Kansas State University


Issues in Health Reform

How is the ACA faring according to enrollment criteria or what do the enrollment numbers mean?

If one uses as a standard the Forbes article analyzing recently released Census Bureau data ACA is performing at 71% of expected enrollment and is therefore a failure. True that the Census data used in that article in all new reports are likely more accurate than earlier reports based on smaller samples that had shown more hopeful progress. Still, I find it odd, to say the least, to call a drop in the rates of uninsured of about 8% overall to be a failure. The ASPE DHHS national data report now shows 17.6 million uninsured gaining health insurance coverage through the Health Insurance Marketplaces, Medicaid, and also including individual private market coverage.

The ASPE report also notes that the decreases in the uninsured has differentially affected racial and ethnic groups. The largest decline was among African Americans where the uninsurance rate was halved from 22.4% to 12.1%, 2.6 million people gaining insurance.  Hispanics had farther to go. They started at 41.8% uninsured and are now at 30.3%. That is still a high rate of uninsured that is complicated by matters of documentation but a significant drop nonetheless and affecting 4 million real lives. Whites had, and continue to have, the lowest rates of uninsurance among those three groups. They started at 14.3% and have declined to 8.3%, impacting 7.4 million lives.

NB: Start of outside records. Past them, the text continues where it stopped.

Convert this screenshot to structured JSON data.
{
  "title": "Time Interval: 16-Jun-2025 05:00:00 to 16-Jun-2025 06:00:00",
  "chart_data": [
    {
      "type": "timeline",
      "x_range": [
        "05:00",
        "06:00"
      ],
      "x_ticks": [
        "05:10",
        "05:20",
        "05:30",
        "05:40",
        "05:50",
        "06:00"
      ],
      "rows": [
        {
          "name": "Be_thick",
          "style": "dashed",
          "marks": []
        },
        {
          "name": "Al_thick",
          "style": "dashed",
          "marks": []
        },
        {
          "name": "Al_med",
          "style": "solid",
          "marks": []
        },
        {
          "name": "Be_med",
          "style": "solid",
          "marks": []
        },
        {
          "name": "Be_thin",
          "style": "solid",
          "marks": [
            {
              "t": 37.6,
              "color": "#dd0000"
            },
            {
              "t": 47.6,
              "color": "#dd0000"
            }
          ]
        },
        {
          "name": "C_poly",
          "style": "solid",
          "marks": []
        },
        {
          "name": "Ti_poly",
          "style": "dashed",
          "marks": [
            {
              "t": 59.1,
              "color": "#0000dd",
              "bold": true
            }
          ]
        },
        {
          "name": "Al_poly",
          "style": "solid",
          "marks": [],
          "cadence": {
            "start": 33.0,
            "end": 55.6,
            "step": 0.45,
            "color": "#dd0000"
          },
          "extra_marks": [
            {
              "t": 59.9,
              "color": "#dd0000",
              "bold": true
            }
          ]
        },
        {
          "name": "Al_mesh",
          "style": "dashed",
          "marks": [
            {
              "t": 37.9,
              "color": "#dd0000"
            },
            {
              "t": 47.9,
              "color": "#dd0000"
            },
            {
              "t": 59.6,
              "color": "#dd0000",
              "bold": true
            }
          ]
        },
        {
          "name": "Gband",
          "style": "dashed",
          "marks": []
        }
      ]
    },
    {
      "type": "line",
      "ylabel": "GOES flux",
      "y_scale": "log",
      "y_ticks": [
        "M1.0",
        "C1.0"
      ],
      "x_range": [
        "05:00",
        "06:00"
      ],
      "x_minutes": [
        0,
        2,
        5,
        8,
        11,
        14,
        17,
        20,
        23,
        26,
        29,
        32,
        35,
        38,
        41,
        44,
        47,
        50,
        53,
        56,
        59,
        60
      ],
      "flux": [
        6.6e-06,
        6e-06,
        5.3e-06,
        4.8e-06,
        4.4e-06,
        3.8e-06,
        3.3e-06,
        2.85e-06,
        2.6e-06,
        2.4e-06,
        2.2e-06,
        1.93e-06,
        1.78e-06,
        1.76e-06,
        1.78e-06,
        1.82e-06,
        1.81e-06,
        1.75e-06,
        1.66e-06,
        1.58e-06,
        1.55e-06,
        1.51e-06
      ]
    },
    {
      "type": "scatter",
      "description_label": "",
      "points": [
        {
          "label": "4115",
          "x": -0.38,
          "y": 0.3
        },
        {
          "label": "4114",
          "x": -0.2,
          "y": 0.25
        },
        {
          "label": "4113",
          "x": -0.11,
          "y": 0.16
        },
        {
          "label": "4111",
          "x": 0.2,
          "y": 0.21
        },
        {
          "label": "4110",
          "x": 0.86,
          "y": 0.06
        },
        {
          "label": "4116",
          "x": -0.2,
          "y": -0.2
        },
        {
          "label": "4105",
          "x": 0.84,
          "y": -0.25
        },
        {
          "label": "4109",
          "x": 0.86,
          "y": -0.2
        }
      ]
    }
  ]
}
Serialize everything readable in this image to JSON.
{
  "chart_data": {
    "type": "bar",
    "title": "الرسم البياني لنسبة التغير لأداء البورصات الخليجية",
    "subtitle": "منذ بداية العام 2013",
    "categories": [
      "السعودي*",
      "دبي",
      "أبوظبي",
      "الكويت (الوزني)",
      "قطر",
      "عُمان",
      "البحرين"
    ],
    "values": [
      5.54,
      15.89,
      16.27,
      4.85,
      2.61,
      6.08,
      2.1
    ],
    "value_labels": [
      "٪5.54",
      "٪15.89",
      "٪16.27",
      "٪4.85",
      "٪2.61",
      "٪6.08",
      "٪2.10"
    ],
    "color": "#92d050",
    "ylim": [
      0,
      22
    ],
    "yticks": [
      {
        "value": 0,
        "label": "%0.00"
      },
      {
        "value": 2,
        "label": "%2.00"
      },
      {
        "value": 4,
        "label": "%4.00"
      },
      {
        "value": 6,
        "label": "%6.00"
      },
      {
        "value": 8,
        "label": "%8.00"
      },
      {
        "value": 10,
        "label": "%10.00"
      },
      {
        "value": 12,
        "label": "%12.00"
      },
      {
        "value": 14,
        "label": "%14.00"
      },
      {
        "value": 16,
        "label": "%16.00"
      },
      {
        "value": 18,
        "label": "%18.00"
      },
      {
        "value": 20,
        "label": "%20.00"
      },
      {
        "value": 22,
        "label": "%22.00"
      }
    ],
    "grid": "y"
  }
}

Those are significant numbers of Americans now being insured and having much more balanced access to health insurance. No one can be denied a policy because they are sick. No one’s policy can be cancelled because they are sick. There are no longer annual nor lifetime maximums on the amount paid out for covered services. In a nutshell, not only are all of the new folks insured and protected, but most who are insured through employer plans also now share those same protections (there are exceptions for self-funded plans and for the small percentage still grandfathered in under old regulations). Further, this ability to access insurance through a place other than a place of employment has opened up opportunities for those who want to leave their current places of employment. In the past many were stuck in jobs solely for the purpose of keeping health insurance because they would have been denied coverage elsewhere because of pre-existing conditions.

So why is there less enrollment than anticipated? There are two barriers to fuller enrollment that the Forbes article does not acknowledge. The first barrier more critical to less than anticipated enrollment is the reality that 19 states have still not expanded Medicaid, the public insurance program through which it was anticipated many of the newly insured were to become insured. The ASPE Data Point Report shows that expansion states have dropped to lower rates of uninsurance (from 18.2% to 10.1%) compared to non-expansion states (from 23.4% to 16.1%), though it is telling that the non-expansion states had farther to go, indicating perhaps a less friendly environment for employment based opportunities for insurance and a host of other contextual issues that drive health disparities in those states at the start.

The second reason is that most of the states that are relying on the federal government to run their insurance exchanges had less enthusiasm for the law and perhaps created less supportive environments to ensure that all eligible individuals knew of their new insurance options. One cannot blatantly ignore the political realities that have created fear around the law and discouraged eligible families to consider their options. It is therefore understandable that initial anticipated goals have not yet been reached and it remains an uphill battle in many states to get to expected enrollment numbers.

Agreed that it would have been best not to have overestimated the potential of the ACA to decrease the number of uninsured, especially in such a hostile political environment. Still, you can decide if a drop from over 20% to under 13% uninsured makes the ACA a success or a failure. And then we can determine what needs to be done to make sure that more Americans can gain insurance.